Overall, only 18% of patients with MA will experience any aura symptoms for longer than 60 minutes.

=== Localisation ===
CT scans, Magnetic Resonance Imaging (MRI) and Magnetic Resonance Angiography (MRA) are all common techniques which allow the localisation of brain lesions after stroke. Approximately 82% of migrainous infarction patients experience lesions in the posterior circulation, with 21% of patients also experiencing lesions in the cerebellum.

== Treatment ==

=== Clot-busting agents ===
Clot busting agents or thrombolytic therapy are a treatment option for migrainous infarction caused by enhanced platelet activation leading to thrombosis.

==== Streptokinase ====
Streptokinase is a thrombolytic agent which aims to permit reperfusion, allowing the restoration of blood flow to the ischaemic areas.
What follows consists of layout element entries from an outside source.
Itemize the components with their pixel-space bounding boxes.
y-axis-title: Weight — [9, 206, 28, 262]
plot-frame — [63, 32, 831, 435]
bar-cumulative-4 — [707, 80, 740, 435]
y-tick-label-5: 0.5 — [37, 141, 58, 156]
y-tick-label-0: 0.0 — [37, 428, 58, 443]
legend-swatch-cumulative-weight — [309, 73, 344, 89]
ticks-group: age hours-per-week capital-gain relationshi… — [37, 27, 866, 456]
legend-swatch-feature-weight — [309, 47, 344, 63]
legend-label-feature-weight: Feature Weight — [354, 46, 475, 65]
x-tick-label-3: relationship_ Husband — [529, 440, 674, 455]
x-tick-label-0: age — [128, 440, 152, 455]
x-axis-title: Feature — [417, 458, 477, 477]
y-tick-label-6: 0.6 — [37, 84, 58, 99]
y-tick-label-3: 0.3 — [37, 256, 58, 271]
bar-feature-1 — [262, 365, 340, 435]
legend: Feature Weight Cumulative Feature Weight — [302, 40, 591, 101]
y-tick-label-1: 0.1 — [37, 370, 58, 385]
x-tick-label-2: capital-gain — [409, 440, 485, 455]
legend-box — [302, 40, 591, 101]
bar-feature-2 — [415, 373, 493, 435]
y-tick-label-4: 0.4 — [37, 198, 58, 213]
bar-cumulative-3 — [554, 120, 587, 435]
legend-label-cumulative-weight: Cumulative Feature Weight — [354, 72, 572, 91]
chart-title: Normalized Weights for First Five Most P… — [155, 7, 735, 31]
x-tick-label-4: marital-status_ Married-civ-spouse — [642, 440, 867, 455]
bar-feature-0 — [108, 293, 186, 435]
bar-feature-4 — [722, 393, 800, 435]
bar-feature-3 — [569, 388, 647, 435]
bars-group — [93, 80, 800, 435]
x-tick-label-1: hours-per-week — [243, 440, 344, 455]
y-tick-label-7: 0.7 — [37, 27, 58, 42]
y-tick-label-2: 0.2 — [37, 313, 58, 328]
Recent trials indicate that Streptokinase can improve function after a 6-month period, however, the risk of mortality due to intracerebral haemorrhage resulting from use of this thrombolytic agent is extremely high and therefore, treatment using streptokinase is not recommended.

==== Alteplase ====
Alteplase is a recombinant tissue plasminogen activator which enhances the conversion of plasminogen into plasmin to aid in the degradation of blood clots. Effectiveness depends highly on swift administration of the medication, notably, the treatment should be administered within 3 to 4.5 hours of onset of the ischaemic stroke for the most effective results. In a similar manner to Streptokinase, Alteplase increases the risk of intracranial haemorrhage, however, mortality rate is not affected.

=== Aspirin ===
Aspirin is a class anti-aggregation drug, often used to treat headaches in patients with MA. Administration of aspirin in patients with MA has been shown to be effective in reducing platelet factor 4 (PF4) concentration. PF4 promotes blood coagulation which can cause ischaemia, therefore, aspirin's ability to reduce PF4 concentration in people with MA greatly reduces the risk of migrainous infarction.